Evitons de tenir notre menton ou la tête dans nos mains, ou d'avoir une attitude trop inclinée, des manières singulières. Tenez‑vous cependant plutôt un peu incliné que trop droit et raide, que votre tenue inspire à la fois et marque respect et confiance. Il faut qu'on reconnaisse les Oblats précisément à cette manière de se tenir. Ne croisons pas nos pieds et surtout nos jambes. Sans doute cette position que je vous demande est fatigante par elle‑même et on ne peut se tenir ainsi bien longtemps, dans les commencements surtout. Il faut essayer cependant de la conserver à l'oraison, dans la préparation à la messe, à l'action de grâces, à la confession, à la visite au saint sacrement. Quand nous sommes assis, ne nous penchons ni à droite, ni à gauche, n'ayons pas un air ennuyé, harassé. Que notre tenue soit parfaite, devant Dieu et devant les hommes.

Au sacre de Charles X, il y avait de petits pages, de 13 à 14 ans, qui se tenaient debout devant le trône du roi, dans une complète immobilité. Ils furent là longtemps, plusieurs enfin tombèrent de tout leur long, inanimés, tant ils s'étaient fait violence. Certes le bon Dieu ne nous demande pas de nous tenir devant lui immobiles comme des statues. Il n'exige pas cette attitude rigoureuse.
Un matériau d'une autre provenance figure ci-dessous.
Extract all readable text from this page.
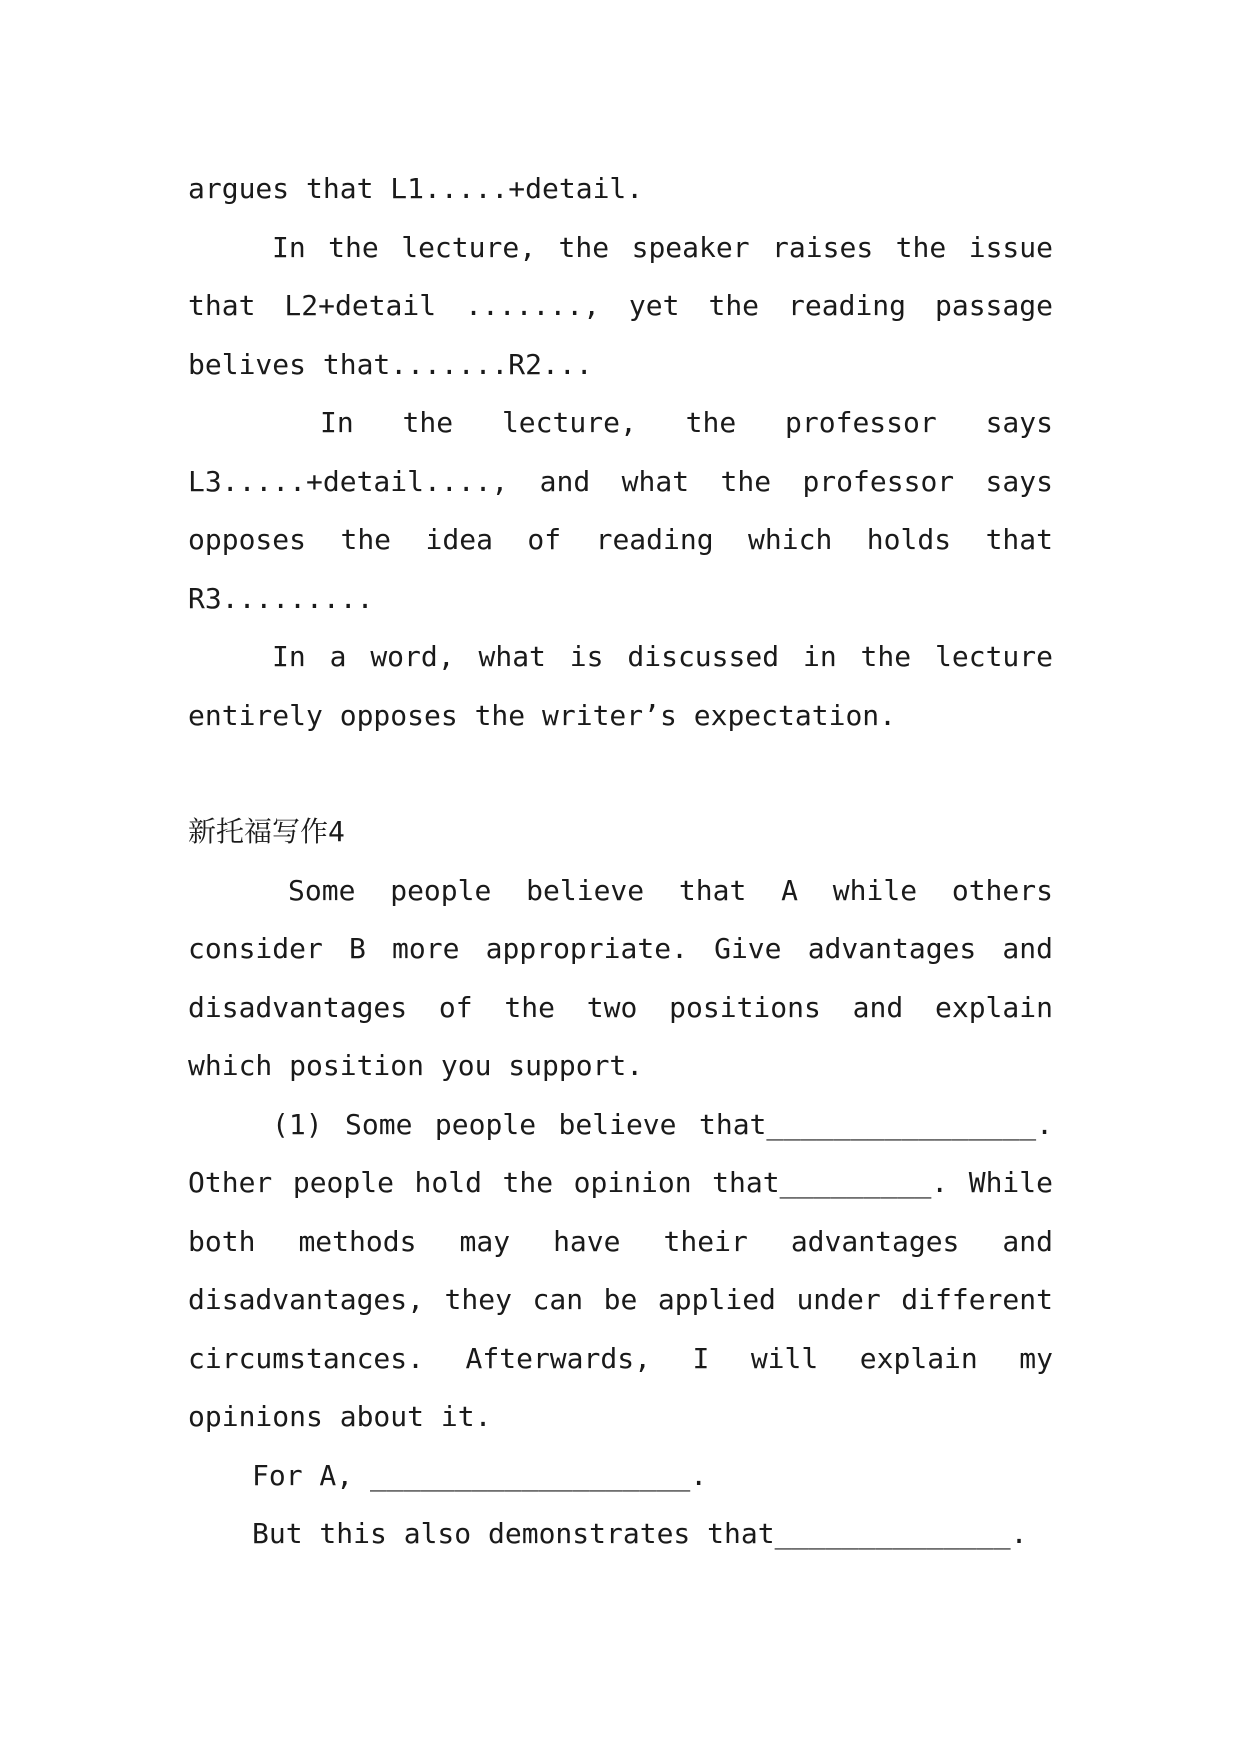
argues that L1.....+detail.

In the lecture, the speaker raises the issue that L2+detail ......., yet the reading passage belives that.......R2...

In the lecture, the professor says L3.....+detail...., and what the professor says opposes the idea of reading which holds that R3.........

In a word, what is discussed in the lecture entirely opposes the writer’s expectation.

新托福写作4

Some people believe that A while others consider B more appropriate. Give advantages and disadvantages of the two positions and explain which position you support.

(1) Some people believe that________________. Other people hold the opinion that_________. While both methods may have their advantages and disadvantages, they can be applied under different circumstances. Afterwards, I will explain my opinions about it.

For A, ___________________.

But this also demonstrates that______________.
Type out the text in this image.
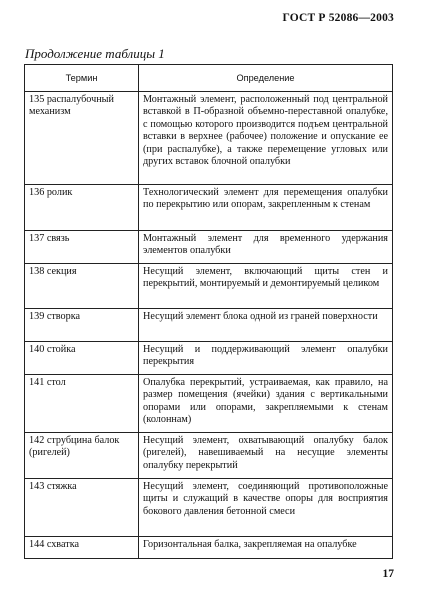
ГОСТ Р 52086—2003
Продолжение таблицы 1
Термин	Определение
135 распалубочный механизм	Монтажный элемент, расположенный под центральной вставкой в П-образной объемно-переставной опалубке, с помощью которого производится подъем центральной вставки в верхнее (рабочее) положение и опускание ее (при распалубке), а также перемещение угловых или других вставок блочной опалубки
136 ролик	Технологический элемент для перемещения опалубки по перекрытию или опорам, закрепленным к стенам
137 связь	Монтажный элемент для временного удержания элементов опалубки
138 секция	Несущий элемент, включающий щиты стен и перекрытий, монтируемый и демонтируемый целиком
139 створка	Несущий элемент блока одной из граней поверхности
140 стойка	Несущий и поддерживающий элемент опалубки перекрытия
141 стол	Опалубка перекрытий, устраиваемая, как правило, на размер помещения (ячейки) здания с вертикальными опорами или опорами, закрепляемыми к стенам (колоннам)
142 струбцина балок (ригелей)	Несущий элемент, охватывающий опалубку балок (ригелей), навешиваемый на несущие элементы опалубку перекрытий
143 стяжка	Несущий элемент, соединяющий противоположные щиты и служащий в качестве опоры для восприятия бокового давления бетонной смеси
144 схватка	Горизонтальная балка, закрепляемая на опалубке
17
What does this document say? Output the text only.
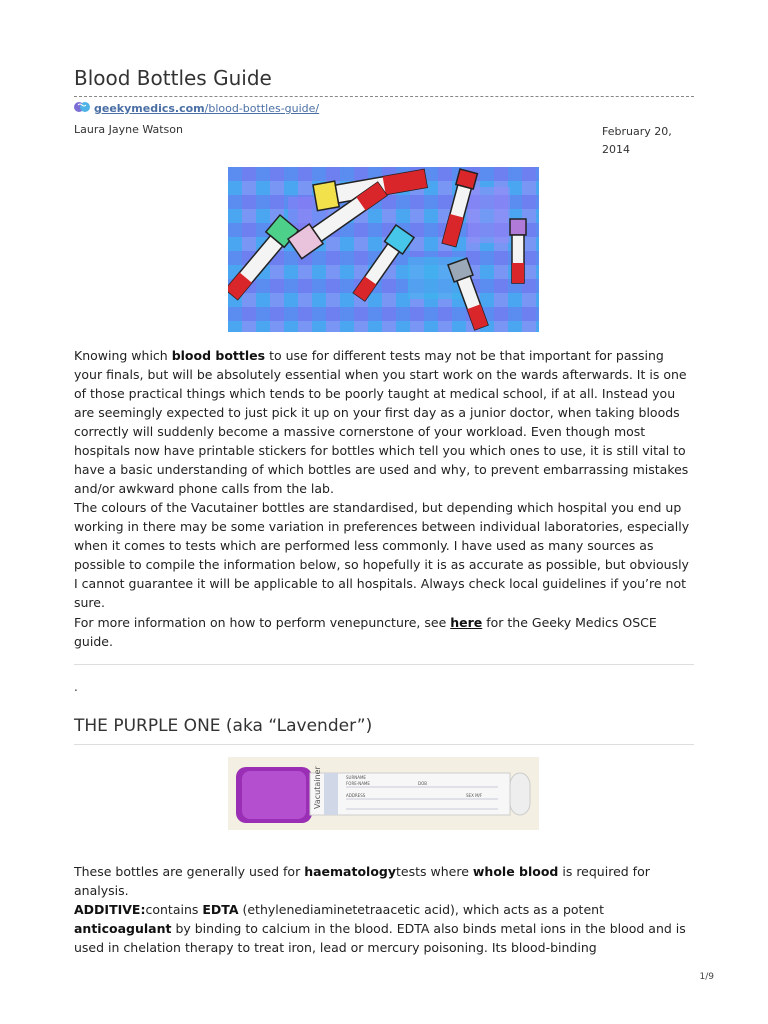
Blood Bottles Guide
geekymedics.com/blood-bottles-guide/
Laura Jayne Watson	February 20, 2014

Knowing which blood bottles to use for different tests may not be that important for passing your finals, but will be absolutely essential when you start work on the wards afterwards. It is one of those practical things which tends to be poorly taught at medical school, if at all. Instead you are seemingly expected to just pick it up on your first day as a junior doctor, when taking bloods correctly will suddenly become a massive cornerstone of your workload. Even though most hospitals now have printable stickers for bottles which tell you which ones to use, it is still vital to have a basic understanding of which bottles are used and why, to prevent embarrassing mistakes and/or awkward phone calls from the lab.

The colours of the Vacutainer bottles are standardised, but depending which hospital you end up working in there may be some variation in preferences between individual laboratories, especially when it comes to tests which are performed less commonly. I have used as many sources as possible to compile the information below, so hopefully it is as accurate as possible, but obviously I cannot guarantee it will be applicable to all hospitals. Always check local guidelines if you’re not sure.

For more information on how to perform venepuncture, see here for the Geeky Medics OSCE guide.

.
THE PURPLE ONE (aka “Lavender”)
Vacutainer	FORE-NAME
ADDRESS
SURNAME
DOB
SEX M/F

These bottles are generally used for haematologytests where whole blood is required for analysis.

ADDITIVE:contains EDTA (ethylenediaminetetraacetic acid), which acts as a potent anticoagulant by binding to calcium in the blood. EDTA also binds metal ions in the blood and is used in chelation therapy to treat iron, lead or mercury poisoning. Its blood-binding

1/9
Si nous avons besoin de nous remuer, de nous lever, de nous asseoir, faisons‑le, mais avec convenance et avec un esprit mortifié. On peut dire de l'attitude et du maintien ce qu'on dit de l'eau. La bonne eau est celle qui n'a pas de goût, l'attitude bonne est celle sur laquelle il n'y a à faire aucune remarque. La bonne Mère disait: “Je ne désire rien, mais si je pouvais avoir un désir, je désirerais, j'aimerais bien voir les Oblats. On verra le Sauveur marcher encore sur la terre. Oh que ce sera beau!”  Etes‑vous en cérémonie? Avez‑vous à diriger une procession, à faire ranger des personnes à la chapelle, faites‑le avec dignité, sans crier, sans gesticuler. A table, Notre-Seigneur mangeait avec des Pharisiens, à la table de Lazare, ailleurs. C'est donc une action divine de manger. Là encore il faut être Oblat de saint François de Sales. Ne prenons pas les manières qui s'introduisent de nos jours et qui témoignent le sans‑gêne et la mauvaise éducation. Ne prenons pas la fourchette d’une main et le couteau de l'autre, et ne les manœuvrez pas comme les Chinois manœuvrent leurs baguettes pour manger le riz. Je me permets de vous dire cela, parce que vous êtes des religieux. Restez scrupuleusement toujours dans les limites de la bonne politesse française. Ne mettez pas les coudes sur la table comme font parfois les commis voyageurs à la table d'hôte des hôtes. Evitez les manières familières et surtout triviales, mais ayez des manières faciles et aisées. Comme saint François de Sales, soyons sans cérémonies, sans façons. La politesse veut qu'on ne se fasse pas prier quand on doit ou qu'on veut accepter. Quand on n'aime pas quelque chose, qu'on n'affecte pas d'en prendre avec répugnance. Edifions toujours ceux qui sont là. Surtout, ne sortons jamais de table, sans avoir fait la pratique de mortification que demande saint François de Sales. La moindre chose suffit, disait-il, ne serait‑ce que la privation d'une bouchée de pain. J'ai vu un saint religieux de la Grande Chartreuse devenu un homme d'oraison pour avoir fait très régulièrement cette petite pratique du réfectoire.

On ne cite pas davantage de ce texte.